Euphemia Huggins

Personal information
- Born: 24 February 1965 (age 61) Williamsville, Trinidad and Tobago

Sport
- Sport: Track and field

Medal record
Representing Trinidad and Tobago
Central American and Caribbean Games
| Bronze medal – third place | 1990 Mexico City | Long jump |

= Euphemia Huggins =

Trinidad and Tobago long jumper

Euphemia Huggins (born 24 February 1965) is a Trinidad and Tobago long jumper and netball player.

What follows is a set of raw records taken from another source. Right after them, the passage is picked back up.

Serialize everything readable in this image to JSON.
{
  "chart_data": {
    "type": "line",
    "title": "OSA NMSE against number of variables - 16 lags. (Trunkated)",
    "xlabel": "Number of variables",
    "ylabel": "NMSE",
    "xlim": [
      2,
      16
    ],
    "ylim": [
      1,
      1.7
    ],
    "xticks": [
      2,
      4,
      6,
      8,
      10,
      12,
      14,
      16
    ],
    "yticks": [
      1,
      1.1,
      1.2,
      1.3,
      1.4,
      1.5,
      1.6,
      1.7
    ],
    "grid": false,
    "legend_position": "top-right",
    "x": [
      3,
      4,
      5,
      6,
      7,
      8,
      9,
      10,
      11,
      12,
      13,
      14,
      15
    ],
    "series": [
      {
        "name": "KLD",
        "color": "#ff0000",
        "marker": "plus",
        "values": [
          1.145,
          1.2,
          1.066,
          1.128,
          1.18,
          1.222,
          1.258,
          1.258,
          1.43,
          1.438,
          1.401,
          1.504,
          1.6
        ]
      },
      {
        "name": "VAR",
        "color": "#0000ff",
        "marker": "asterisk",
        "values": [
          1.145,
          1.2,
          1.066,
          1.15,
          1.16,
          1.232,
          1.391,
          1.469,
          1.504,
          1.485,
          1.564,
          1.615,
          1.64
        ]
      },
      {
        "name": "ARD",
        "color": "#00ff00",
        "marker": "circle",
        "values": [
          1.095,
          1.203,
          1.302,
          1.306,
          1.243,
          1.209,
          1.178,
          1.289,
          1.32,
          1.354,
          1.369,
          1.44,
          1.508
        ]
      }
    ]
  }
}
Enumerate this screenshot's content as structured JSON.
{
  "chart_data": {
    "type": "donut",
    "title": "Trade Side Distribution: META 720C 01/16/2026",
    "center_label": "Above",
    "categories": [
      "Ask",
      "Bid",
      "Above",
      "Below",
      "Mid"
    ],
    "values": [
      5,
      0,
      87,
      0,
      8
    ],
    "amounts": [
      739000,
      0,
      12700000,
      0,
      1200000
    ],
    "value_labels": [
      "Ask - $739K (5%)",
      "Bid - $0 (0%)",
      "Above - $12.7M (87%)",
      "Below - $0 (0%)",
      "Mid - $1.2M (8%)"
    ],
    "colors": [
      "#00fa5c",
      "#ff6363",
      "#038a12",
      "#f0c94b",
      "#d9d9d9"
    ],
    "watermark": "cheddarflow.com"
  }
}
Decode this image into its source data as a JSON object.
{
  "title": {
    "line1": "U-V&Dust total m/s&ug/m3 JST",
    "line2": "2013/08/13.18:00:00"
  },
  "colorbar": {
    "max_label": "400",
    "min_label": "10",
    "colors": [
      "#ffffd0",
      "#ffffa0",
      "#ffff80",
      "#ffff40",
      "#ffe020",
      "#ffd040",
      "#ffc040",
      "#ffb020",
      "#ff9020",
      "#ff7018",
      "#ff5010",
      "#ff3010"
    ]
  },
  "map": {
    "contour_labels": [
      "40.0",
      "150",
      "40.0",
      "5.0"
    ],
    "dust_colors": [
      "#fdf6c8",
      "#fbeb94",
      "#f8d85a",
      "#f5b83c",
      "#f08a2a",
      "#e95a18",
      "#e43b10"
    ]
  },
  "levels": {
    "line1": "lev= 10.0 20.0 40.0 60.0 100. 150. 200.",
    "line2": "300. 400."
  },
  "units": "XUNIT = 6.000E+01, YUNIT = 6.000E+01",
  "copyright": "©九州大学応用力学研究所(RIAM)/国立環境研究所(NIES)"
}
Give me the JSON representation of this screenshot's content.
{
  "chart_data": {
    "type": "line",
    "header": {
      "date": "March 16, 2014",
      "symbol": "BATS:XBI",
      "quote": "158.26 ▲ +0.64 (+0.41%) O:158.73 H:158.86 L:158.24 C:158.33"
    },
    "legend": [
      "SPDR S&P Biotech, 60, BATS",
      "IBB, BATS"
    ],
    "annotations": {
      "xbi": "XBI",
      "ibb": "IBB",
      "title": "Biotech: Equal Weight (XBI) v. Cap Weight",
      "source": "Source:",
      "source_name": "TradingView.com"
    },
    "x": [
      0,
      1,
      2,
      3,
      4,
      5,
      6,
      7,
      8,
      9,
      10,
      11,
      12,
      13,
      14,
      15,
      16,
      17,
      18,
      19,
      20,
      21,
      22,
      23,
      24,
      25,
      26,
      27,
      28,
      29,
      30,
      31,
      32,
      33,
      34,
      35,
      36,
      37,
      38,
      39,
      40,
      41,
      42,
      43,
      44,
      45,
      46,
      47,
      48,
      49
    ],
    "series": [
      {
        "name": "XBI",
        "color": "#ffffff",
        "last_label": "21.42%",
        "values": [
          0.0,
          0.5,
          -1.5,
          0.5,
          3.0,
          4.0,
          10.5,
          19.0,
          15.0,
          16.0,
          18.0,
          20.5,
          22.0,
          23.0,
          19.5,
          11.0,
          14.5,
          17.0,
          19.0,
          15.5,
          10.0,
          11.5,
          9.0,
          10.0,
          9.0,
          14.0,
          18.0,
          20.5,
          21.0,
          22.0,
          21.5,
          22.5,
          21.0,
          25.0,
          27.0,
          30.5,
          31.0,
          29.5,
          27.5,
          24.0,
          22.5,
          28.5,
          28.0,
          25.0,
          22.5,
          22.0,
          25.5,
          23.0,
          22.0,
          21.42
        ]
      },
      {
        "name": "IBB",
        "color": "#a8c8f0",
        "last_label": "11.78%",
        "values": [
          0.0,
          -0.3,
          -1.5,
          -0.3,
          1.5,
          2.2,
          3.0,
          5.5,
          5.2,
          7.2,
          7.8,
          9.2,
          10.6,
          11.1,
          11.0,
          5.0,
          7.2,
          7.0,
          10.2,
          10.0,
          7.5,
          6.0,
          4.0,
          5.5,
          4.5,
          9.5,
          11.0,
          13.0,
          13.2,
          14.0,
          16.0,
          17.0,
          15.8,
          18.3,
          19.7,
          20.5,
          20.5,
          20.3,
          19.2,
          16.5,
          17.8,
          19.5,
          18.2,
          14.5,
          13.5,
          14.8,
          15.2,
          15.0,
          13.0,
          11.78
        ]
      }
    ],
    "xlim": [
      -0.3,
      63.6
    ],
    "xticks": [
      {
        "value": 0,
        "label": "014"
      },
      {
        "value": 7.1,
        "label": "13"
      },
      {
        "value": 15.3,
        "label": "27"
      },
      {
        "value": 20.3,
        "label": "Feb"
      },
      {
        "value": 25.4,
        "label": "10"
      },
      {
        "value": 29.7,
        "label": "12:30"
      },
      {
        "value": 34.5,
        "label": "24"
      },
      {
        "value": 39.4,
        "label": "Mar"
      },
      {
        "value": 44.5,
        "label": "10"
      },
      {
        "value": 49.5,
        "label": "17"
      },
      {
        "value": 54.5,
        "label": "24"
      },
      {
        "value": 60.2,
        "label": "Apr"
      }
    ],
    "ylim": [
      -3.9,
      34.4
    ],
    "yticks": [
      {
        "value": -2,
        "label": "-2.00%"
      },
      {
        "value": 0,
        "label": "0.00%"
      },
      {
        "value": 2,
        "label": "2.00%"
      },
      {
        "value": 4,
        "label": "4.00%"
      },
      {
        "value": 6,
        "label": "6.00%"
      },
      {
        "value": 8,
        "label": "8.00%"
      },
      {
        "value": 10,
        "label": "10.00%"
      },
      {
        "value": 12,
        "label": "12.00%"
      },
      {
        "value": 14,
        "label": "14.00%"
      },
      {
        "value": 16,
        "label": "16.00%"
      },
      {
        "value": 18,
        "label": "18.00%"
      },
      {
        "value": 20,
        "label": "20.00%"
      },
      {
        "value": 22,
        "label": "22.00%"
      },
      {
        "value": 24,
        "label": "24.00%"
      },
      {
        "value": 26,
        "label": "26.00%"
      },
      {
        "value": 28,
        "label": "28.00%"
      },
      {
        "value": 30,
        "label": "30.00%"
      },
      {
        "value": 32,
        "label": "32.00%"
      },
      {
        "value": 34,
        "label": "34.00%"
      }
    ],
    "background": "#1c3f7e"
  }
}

She hails from Williamsville. In age-specific competitions, she won silver medals at the 1983 and 1984 CARIFTA Games as well as the gold medal at the 1984 Central American and Caribbean Junior Championships. She went on to win the silver medal at the 1989 Central American and Caribbean Championships and the bronze medal at the 1990 Central American and Caribbean Games, finished twelfth at the 1990 Commonwealth Games and sixth at the 1991 Pan American Games. She also competed at the 1987 World Championships without reaching the final.

Huggins also played netball for Trotters, Lakers and Police. For her exploits in track events and netball, Huggins won the Sportswoman of the Year award at the 1989 West Indian Tobacco Company Sports Awards.

She is the mother of cyclists Teniel Campbell and Akil Campbell.